A normal cone represents the spread of the normals within a meshlet – a cone enveloping all the normals of its primitives. It’s stored as a 4-tuple of normalized float values – a 3D unit vector representing the average normal direction and a scalar representing the dot product between that vector and the most divergent triangle normal.

For the benefit of the culling test the actual stored value is -cos(maximal angle + 90º). 90º are added since a triangle is observable over an entire hemisphere (or 90º about its normal) and negated as the inverted cone encompasses the set of view directions from which this surface normal would be backfacing. This reduces the culling test to a single dot product and floating-point comparison.

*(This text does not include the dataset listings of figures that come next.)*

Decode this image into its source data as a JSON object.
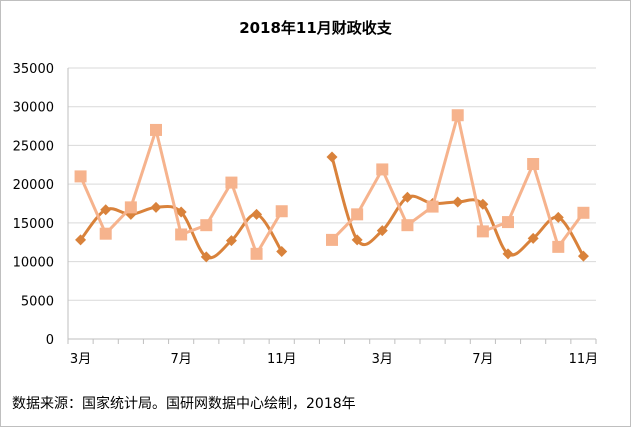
{
  "chart_data": {
    "type": "line",
    "title": "2018年11月财政收支",
    "x_tick_labels": [
      "3月",
      "7月",
      "11月",
      "3月",
      "7月",
      "11月"
    ],
    "x": [
      "2016-03",
      "2016-04",
      "2016-05",
      "2016-06",
      "2016-07",
      "2016-08",
      "2016-09",
      "2016-10",
      "2016-11",
      "2016-12",
      "2017-01",
      "2017-02",
      "2017-03",
      "2017-04",
      "2017-05",
      "2017-06",
      "2017-07",
      "2017-08",
      "2017-09",
      "2017-10",
      "2017-11"
    ],
    "ylim": [
      0,
      35000
    ],
    "yticks": [
      0,
      5000,
      10000,
      15000,
      20000,
      25000,
      30000,
      35000
    ],
    "grid": true,
    "legend": "none",
    "series": [
      {
        "color": "#d9823b",
        "marker": "diamond",
        "smooth": true,
        "values": [
          12800,
          16700,
          16100,
          17000,
          16400,
          10600,
          12700,
          16100,
          11300,
          null,
          23500,
          12800,
          14000,
          18300,
          17500,
          17700,
          17400,
          11000,
          13000,
          15700,
          10700
        ]
      },
      {
        "color": "#f6b38d",
        "marker": "square",
        "smooth": false,
        "values": [
          21000,
          13600,
          17000,
          27000,
          13500,
          14700,
          20200,
          11000,
          16500,
          null,
          12800,
          16100,
          21900,
          14700,
          17100,
          28900,
          13900,
          15100,
          22600,
          11900,
          16300
        ]
      }
    ]
  },
  "source_note": "数据来源：国家统计局。国研网数据中心绘制，2018年"
}
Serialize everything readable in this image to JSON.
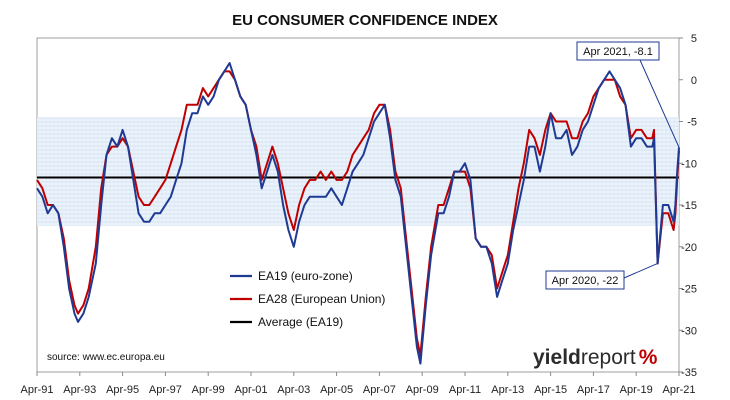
{
  "chart_data": {
    "type": "line",
    "title": "EU CONSUMER CONFIDENCE INDEX",
    "xlabel": "",
    "ylabel": "",
    "ylim": [
      -35,
      5
    ],
    "y_ticks": [
      "5",
      "0",
      "-5",
      "-10",
      "-15",
      "-20",
      "-25",
      "-30",
      "-35"
    ],
    "x_ticks": [
      "Apr-91",
      "Apr-93",
      "Apr-95",
      "Apr-97",
      "Apr-99",
      "Apr-01",
      "Apr-03",
      "Apr-05",
      "Apr-07",
      "Apr-09",
      "Apr-11",
      "Apr-13",
      "Apr-15",
      "Apr-17",
      "Apr-19",
      "Apr-21"
    ],
    "x_range": [
      "1991-04",
      "2021-04"
    ],
    "shaded_band": [
      -17.5,
      -4.5
    ],
    "series": [
      {
        "name": "EA19 (euro-zone)",
        "color": "#1f3a93",
        "points": [
          [
            "1991-04",
            -13
          ],
          [
            "1991-07",
            -14
          ],
          [
            "1991-10",
            -16
          ],
          [
            "1992-01",
            -15
          ],
          [
            "1992-04",
            -16
          ],
          [
            "1992-07",
            -20
          ],
          [
            "1992-10",
            -25
          ],
          [
            "1993-01",
            -28
          ],
          [
            "1993-03",
            -29
          ],
          [
            "1993-06",
            -28
          ],
          [
            "1993-09",
            -26
          ],
          [
            "1994-01",
            -22
          ],
          [
            "1994-04",
            -15
          ],
          [
            "1994-07",
            -9
          ],
          [
            "1994-10",
            -7
          ],
          [
            "1995-01",
            -8
          ],
          [
            "1995-04",
            -6
          ],
          [
            "1995-07",
            -8
          ],
          [
            "1995-10",
            -12
          ],
          [
            "1996-01",
            -16
          ],
          [
            "1996-04",
            -17
          ],
          [
            "1996-07",
            -17
          ],
          [
            "1996-10",
            -16
          ],
          [
            "1997-01",
            -16
          ],
          [
            "1997-04",
            -15
          ],
          [
            "1997-07",
            -14
          ],
          [
            "1997-10",
            -12
          ],
          [
            "1998-01",
            -10
          ],
          [
            "1998-04",
            -6
          ],
          [
            "1998-07",
            -4
          ],
          [
            "1998-10",
            -4
          ],
          [
            "1999-01",
            -2
          ],
          [
            "1999-04",
            -3
          ],
          [
            "1999-07",
            -2
          ],
          [
            "1999-10",
            0
          ],
          [
            "2000-01",
            1
          ],
          [
            "2000-04",
            2
          ],
          [
            "2000-07",
            0
          ],
          [
            "2000-10",
            -2
          ],
          [
            "2001-01",
            -3
          ],
          [
            "2001-04",
            -6
          ],
          [
            "2001-07",
            -9
          ],
          [
            "2001-10",
            -13
          ],
          [
            "2002-01",
            -11
          ],
          [
            "2002-04",
            -9
          ],
          [
            "2002-07",
            -11
          ],
          [
            "2002-10",
            -15
          ],
          [
            "2003-01",
            -18
          ],
          [
            "2003-04",
            -20
          ],
          [
            "2003-07",
            -17
          ],
          [
            "2003-10",
            -15
          ],
          [
            "2004-01",
            -14
          ],
          [
            "2004-04",
            -14
          ],
          [
            "2004-07",
            -14
          ],
          [
            "2004-10",
            -14
          ],
          [
            "2005-01",
            -13
          ],
          [
            "2005-04",
            -14
          ],
          [
            "2005-07",
            -15
          ],
          [
            "2005-10",
            -13
          ],
          [
            "2006-01",
            -11
          ],
          [
            "2006-04",
            -10
          ],
          [
            "2006-07",
            -9
          ],
          [
            "2006-10",
            -7
          ],
          [
            "2007-01",
            -5
          ],
          [
            "2007-04",
            -4
          ],
          [
            "2007-07",
            -3
          ],
          [
            "2007-10",
            -7
          ],
          [
            "2008-01",
            -12
          ],
          [
            "2008-04",
            -14
          ],
          [
            "2008-07",
            -20
          ],
          [
            "2008-10",
            -26
          ],
          [
            "2009-01",
            -32
          ],
          [
            "2009-03",
            -34
          ],
          [
            "2009-06",
            -27
          ],
          [
            "2009-09",
            -21
          ],
          [
            "2010-01",
            -16
          ],
          [
            "2010-04",
            -16
          ],
          [
            "2010-07",
            -14
          ],
          [
            "2010-10",
            -11
          ],
          [
            "2011-01",
            -11
          ],
          [
            "2011-04",
            -10
          ],
          [
            "2011-07",
            -12
          ],
          [
            "2011-10",
            -19
          ],
          [
            "2012-01",
            -20
          ],
          [
            "2012-04",
            -20
          ],
          [
            "2012-07",
            -22
          ],
          [
            "2012-10",
            -26
          ],
          [
            "2013-01",
            -24
          ],
          [
            "2013-04",
            -22
          ],
          [
            "2013-07",
            -18
          ],
          [
            "2013-10",
            -15
          ],
          [
            "2014-01",
            -12
          ],
          [
            "2014-04",
            -8
          ],
          [
            "2014-07",
            -8
          ],
          [
            "2014-10",
            -11
          ],
          [
            "2015-01",
            -8
          ],
          [
            "2015-04",
            -4
          ],
          [
            "2015-07",
            -7
          ],
          [
            "2015-10",
            -7
          ],
          [
            "2016-01",
            -6
          ],
          [
            "2016-04",
            -9
          ],
          [
            "2016-07",
            -8
          ],
          [
            "2016-10",
            -6
          ],
          [
            "2017-01",
            -5
          ],
          [
            "2017-04",
            -3
          ],
          [
            "2017-07",
            -1
          ],
          [
            "2017-10",
            0
          ],
          [
            "2018-01",
            1
          ],
          [
            "2018-04",
            0
          ],
          [
            "2018-07",
            -1
          ],
          [
            "2018-10",
            -3
          ],
          [
            "2019-01",
            -8
          ],
          [
            "2019-04",
            -7
          ],
          [
            "2019-07",
            -7
          ],
          [
            "2019-10",
            -8
          ],
          [
            "2020-01",
            -8
          ],
          [
            "2020-02",
            -7
          ],
          [
            "2020-04",
            -22
          ],
          [
            "2020-07",
            -15
          ],
          [
            "2020-10",
            -15
          ],
          [
            "2021-01",
            -17
          ],
          [
            "2021-02",
            -15
          ],
          [
            "2021-03",
            -11
          ],
          [
            "2021-04",
            -8.1
          ]
        ]
      },
      {
        "name": "EA28 (European Union)",
        "color": "#c00000",
        "points": [
          [
            "1991-04",
            -12
          ],
          [
            "1991-07",
            -13
          ],
          [
            "1991-10",
            -15
          ],
          [
            "1992-01",
            -15
          ],
          [
            "1992-04",
            -16
          ],
          [
            "1992-07",
            -19
          ],
          [
            "1992-10",
            -24
          ],
          [
            "1993-01",
            -27
          ],
          [
            "1993-03",
            -28
          ],
          [
            "1993-06",
            -27
          ],
          [
            "1993-09",
            -25
          ],
          [
            "1994-01",
            -20
          ],
          [
            "1994-04",
            -13
          ],
          [
            "1994-07",
            -9
          ],
          [
            "1994-10",
            -8
          ],
          [
            "1995-01",
            -8
          ],
          [
            "1995-04",
            -7
          ],
          [
            "1995-07",
            -8
          ],
          [
            "1995-10",
            -11
          ],
          [
            "1996-01",
            -14
          ],
          [
            "1996-04",
            -15
          ],
          [
            "1996-07",
            -15
          ],
          [
            "1996-10",
            -14
          ],
          [
            "1997-01",
            -13
          ],
          [
            "1997-04",
            -12
          ],
          [
            "1997-07",
            -10
          ],
          [
            "1997-10",
            -8
          ],
          [
            "1998-01",
            -6
          ],
          [
            "1998-04",
            -3
          ],
          [
            "1998-07",
            -3
          ],
          [
            "1998-10",
            -3
          ],
          [
            "1999-01",
            -1
          ],
          [
            "1999-04",
            -2
          ],
          [
            "1999-07",
            -1
          ],
          [
            "1999-10",
            0
          ],
          [
            "2000-01",
            1
          ],
          [
            "2000-04",
            1
          ],
          [
            "2000-07",
            0
          ],
          [
            "2000-10",
            -2
          ],
          [
            "2001-01",
            -3
          ],
          [
            "2001-04",
            -6
          ],
          [
            "2001-07",
            -8
          ],
          [
            "2001-10",
            -12
          ],
          [
            "2002-01",
            -10
          ],
          [
            "2002-04",
            -8
          ],
          [
            "2002-07",
            -10
          ],
          [
            "2002-10",
            -13
          ],
          [
            "2003-01",
            -16
          ],
          [
            "2003-04",
            -18
          ],
          [
            "2003-07",
            -15
          ],
          [
            "2003-10",
            -13
          ],
          [
            "2004-01",
            -12
          ],
          [
            "2004-04",
            -12
          ],
          [
            "2004-07",
            -11
          ],
          [
            "2004-10",
            -12
          ],
          [
            "2005-01",
            -11
          ],
          [
            "2005-04",
            -12
          ],
          [
            "2005-07",
            -12
          ],
          [
            "2005-10",
            -11
          ],
          [
            "2006-01",
            -9
          ],
          [
            "2006-04",
            -8
          ],
          [
            "2006-07",
            -7
          ],
          [
            "2006-10",
            -6
          ],
          [
            "2007-01",
            -4
          ],
          [
            "2007-04",
            -3
          ],
          [
            "2007-07",
            -3
          ],
          [
            "2007-10",
            -6
          ],
          [
            "2008-01",
            -11
          ],
          [
            "2008-04",
            -13
          ],
          [
            "2008-07",
            -19
          ],
          [
            "2008-10",
            -25
          ],
          [
            "2009-01",
            -31
          ],
          [
            "2009-03",
            -33
          ],
          [
            "2009-06",
            -26
          ],
          [
            "2009-09",
            -20
          ],
          [
            "2010-01",
            -15
          ],
          [
            "2010-04",
            -15
          ],
          [
            "2010-07",
            -13
          ],
          [
            "2010-10",
            -11
          ],
          [
            "2011-01",
            -11
          ],
          [
            "2011-04",
            -11
          ],
          [
            "2011-07",
            -13
          ],
          [
            "2011-10",
            -19
          ],
          [
            "2012-01",
            -20
          ],
          [
            "2012-04",
            -20
          ],
          [
            "2012-07",
            -21
          ],
          [
            "2012-10",
            -25
          ],
          [
            "2013-01",
            -23
          ],
          [
            "2013-04",
            -21
          ],
          [
            "2013-07",
            -17
          ],
          [
            "2013-10",
            -13
          ],
          [
            "2014-01",
            -10
          ],
          [
            "2014-04",
            -6
          ],
          [
            "2014-07",
            -7
          ],
          [
            "2014-10",
            -9
          ],
          [
            "2015-01",
            -6
          ],
          [
            "2015-04",
            -4
          ],
          [
            "2015-07",
            -5
          ],
          [
            "2015-10",
            -5
          ],
          [
            "2016-01",
            -5
          ],
          [
            "2016-04",
            -7
          ],
          [
            "2016-07",
            -7
          ],
          [
            "2016-10",
            -5
          ],
          [
            "2017-01",
            -4
          ],
          [
            "2017-04",
            -2
          ],
          [
            "2017-07",
            -1
          ],
          [
            "2017-10",
            0
          ],
          [
            "2018-01",
            0
          ],
          [
            "2018-04",
            0
          ],
          [
            "2018-07",
            -2
          ],
          [
            "2018-10",
            -3
          ],
          [
            "2019-01",
            -7
          ],
          [
            "2019-04",
            -6
          ],
          [
            "2019-07",
            -6
          ],
          [
            "2019-10",
            -7
          ],
          [
            "2020-01",
            -7
          ],
          [
            "2020-02",
            -6
          ],
          [
            "2020-04",
            -22
          ],
          [
            "2020-07",
            -16
          ],
          [
            "2020-10",
            -16
          ],
          [
            "2021-01",
            -18
          ],
          [
            "2021-02",
            -16
          ],
          [
            "2021-03",
            -12
          ],
          [
            "2021-04",
            -8.5
          ]
        ]
      },
      {
        "name": "Average (EA19)",
        "color": "#000000",
        "constant": -11.7
      }
    ],
    "annotations": [
      {
        "text": "Apr 2021, -8.1",
        "x": "2021-04",
        "y": -8.1
      },
      {
        "text": "Apr 2020, -22",
        "x": "2020-04",
        "y": -22
      }
    ],
    "grid": false,
    "legend_position": "bottom-center"
  },
  "source": "source: www.ec.europa.eu",
  "logo": {
    "word_a": "yield",
    "word_b": "report",
    "pct": "%"
  }
}
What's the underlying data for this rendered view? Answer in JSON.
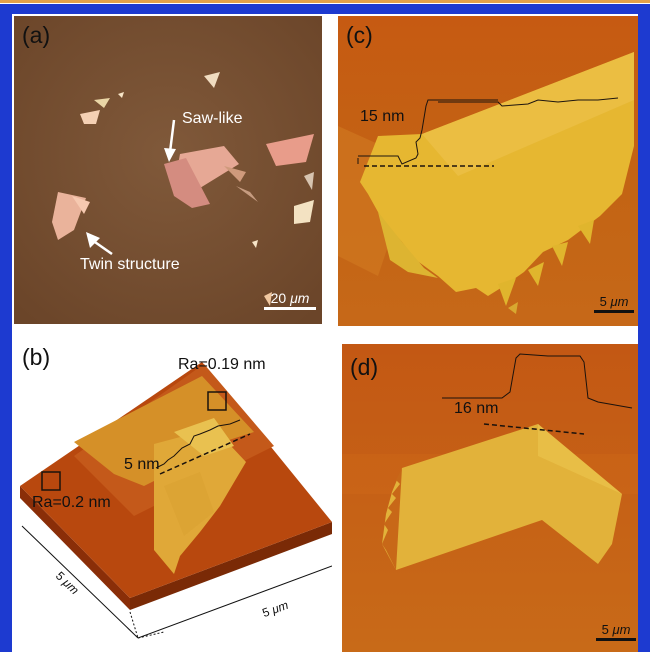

The amplification shader is structured to process a single meshlet on each thread. Thus, to render a mesh composed of n meshlets, ⌈n / GroupSize⌉ threadgroups must be dispatched. A threadgroup size equal to the platform’s wave size is chosen to facilitate the use of wave intrinsics for threadgroup-wide operations. Each thread is responsible for performing view frustum and normal cone culling tests against its meshlet (indexed by its dispatch thread ID). Using the prefix sum wave intrinsic the indices of visible meshlets are compacted into a groupshared memory lookup table for the launched mesh shader threadgroups. The shader ends with a call to the amplification shader intrinsic function DispatchMesh to launch the requisite number of mesh shader threadgroups and specify the groupshared lookup table as payload data.